Key Material Export and Upload
This section describes how to prevent CCKM users from exporting source key material. The section also describes how to allow CCKM users other than key owners to upload source key material to the cloud.
Preventing CCKM Users from Exporting Key Material
When a CCKM user creates a new source key on the CipherTrust Manager and uploads it to the cloud, then, as a key owner, the CCKM user has all permissions on the source key. So, the CCKM user can export the source key material after upload.
To prevent the CCKM user from exporting the source key material:
-
Create a custom group, for example,
<deny-export-policy-group>
. This group will be denied permission to export the source key material through a policy.POST /api/v1/usermgmt/groups { "name": "<deny-export-policy-group>" }
-
Create a policy, for example,
<deny-export-policy>
to deny the source key export.POST /api/v1/admin/policies { "name": "<deny-export-policy>", "allow": true, "effect": "deny", "actions": [ "ExportKey" ] }
-
Attach the policy, for example,
<deny-export-policy>
to the custom group.POST /api/v1/admin/policy-attachments { "policy": "<deny-export-policy>", "principalSelector": { "cust": { "groups": [ "<deny-export-policy-group>" ] } } }
-
Add the CCKM user,
<cckm-user>
, to the custom group.POST /api/v1/usermgmt/groups/<deny-export-policy-group>/users/<cckm-user> { "name": "<deny-export-policy-group>", "created_at": "<timestamp>", "updated_at": "<timestamp>" }
The CCKM user can no longer export the key material.
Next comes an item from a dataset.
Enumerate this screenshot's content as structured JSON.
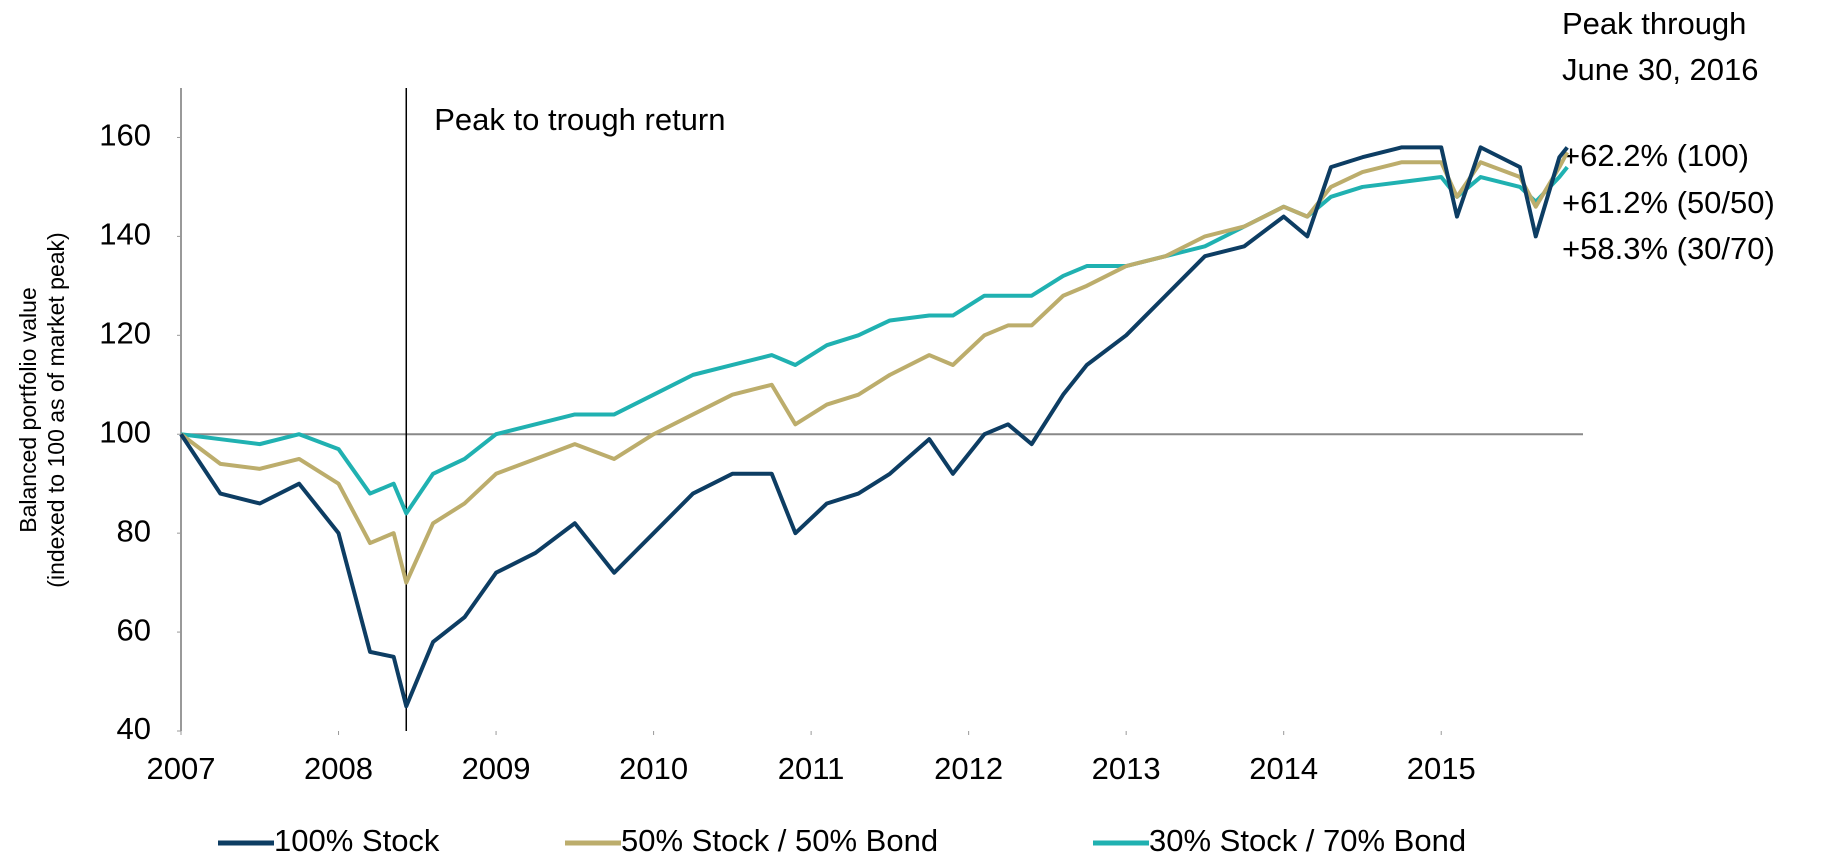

Permitting CCKM Users to Upload Key Material
When the CCKM user is not the key owner, grant the read key and export/upload key permisson on the source key to the CCKM Users group or the custom group.
PATCH /api/v1/vault/keys2/<key-id>
{
"meta": {
"ownerId": "<owner-ID>",
"permissions": {
"ReadKey": [
"<group-name>"
],
"UploadKey": [
"<group-name>"
]
}
}
}
The CCKM user can upload the source key material successfully.